Diese Beschaffungsstrategie könne große Preissprünge abfedern, weshalb Gas 2023 für Kunden aus Bad Kreuznach auf jeden Fall nicht so teuer werde wie für Kunden anderer Gasanbieter. Anhand Zahlen des Vergleichsportals Verifox untermauerte Nath sein Prognose: Derzeit verlangen die Kreuznacher Stadtwerke für 18.000 kWh (Jahresverbrauch von drei sparsamen Personen im eigenen Haus) in der Grundversorgung 1933 Euro. Bei den Anbietern Mainau oder Yippie seien dafür mehr als 3730 Euro zu entrichten.
„In der Grundversorgung sehr günstig“
Die Stadtwerke bieten ihren Kund*innen in der Grundversorgung derzeit sehr günstige Preise an, unterstreicht Nath. Möglich sei dies, weil das Gas „risikoavers“ teils schon 2019 zu „super niedrigen“ Preisen mit Lieferdatum 2022 gekauft worden sei. Im Lauf der nächsten Jahre wird dieser Vorteil sich aufbrauchen, sodass — je nach Marktentwicklung — die Preisexplosion auch die Stadtwerke-Kunden in vollem Umfang einholen wird. Diese Preisexplosion sei „dramatisch“, sagt Bürgermeister Thomas Blechschmidt, der an seinem Wohnort in Rheinhessen voll von der oben genannten Preisschere betroffen ist.
Stopp für Neukunden
Blechschmidt wäre jetzt gerne Kunde der Stadtwerke, doch kann er allein schon deshalb nicht wechseln, weil die Stadtwerke keine Neukunden aufnehmen. Einzig, wenn Gasanbieter ihren Kunden kündigen oder sie die Belieferung wegen Insolvenz einstellen, können (nur) Bewohner des Stadtgebiets auf dem Wege der Ersatzversorgung — dazu sind Stadtwerke verpflichtet — bei den Kreuznacher Stadtwerken unterkommen. Allerdings zahlen sie zunächst ein etwas höheres Entgelt als die Stammkunden der Stadtwerke.
Versorgungssicherheit
Die Kreuznacher Werke bereiten sich auf den Notfall vor.
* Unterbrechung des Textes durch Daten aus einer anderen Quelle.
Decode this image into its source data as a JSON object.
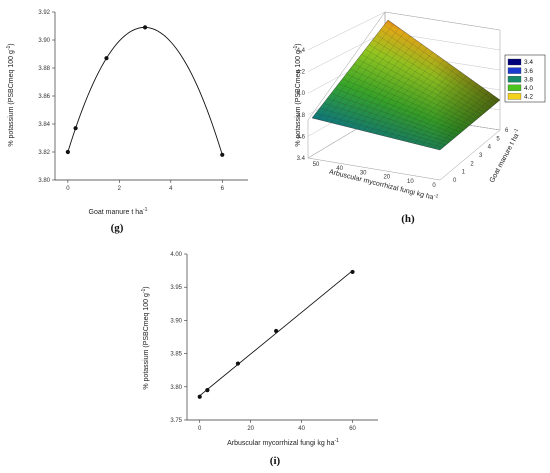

Wenn der Gasdruck im Netz abfallen sollte, werden zunächst Industriebetriebe den Gasbezug reduzieren. Für diesen Fall, den die Bundesnetzagentur ausrufen würde, haben die Stadtwerke am Dienstag, Mittwoch, 13. Juli 2022 das Vorgehen geübt. Denn nicht sie selbst können einzelnen Kunden den Hahn abdrehen, sondern das müssen die Unternehmen selber machen. Hierfür wurden Dienstwege und Ansprechpartner festgelegt. Wie Klaus-Dieter Dreesbach erklärte, können auf diesem Wege im Sommer rund 50 % des Gasverbrauchs, im Winter, wenn allerorten geheizt wird, vielleicht 5 % eingespart werden.
Unterdruck im Netz
Unterdruck im Gasnetz würde bedeuten, dass alle Heizungsthermen sich abschalten und von Fachleuten wieder in Betrieb genommen werden müssten. Das wäre „gar nicht beherrschbar“, meint der Stadtwerke-Geschäftsführer, und sollte dieser Fall eintreten, würde sich die Wiederherstellung des vorherigen Zustandes nach seiner Einschättung mehrere Wochen dauern. Um diese zu vermeide, gelte es rechtzeitig den Verbrauch so stark zu reduzieren, dass sich das Netz stabilisiert.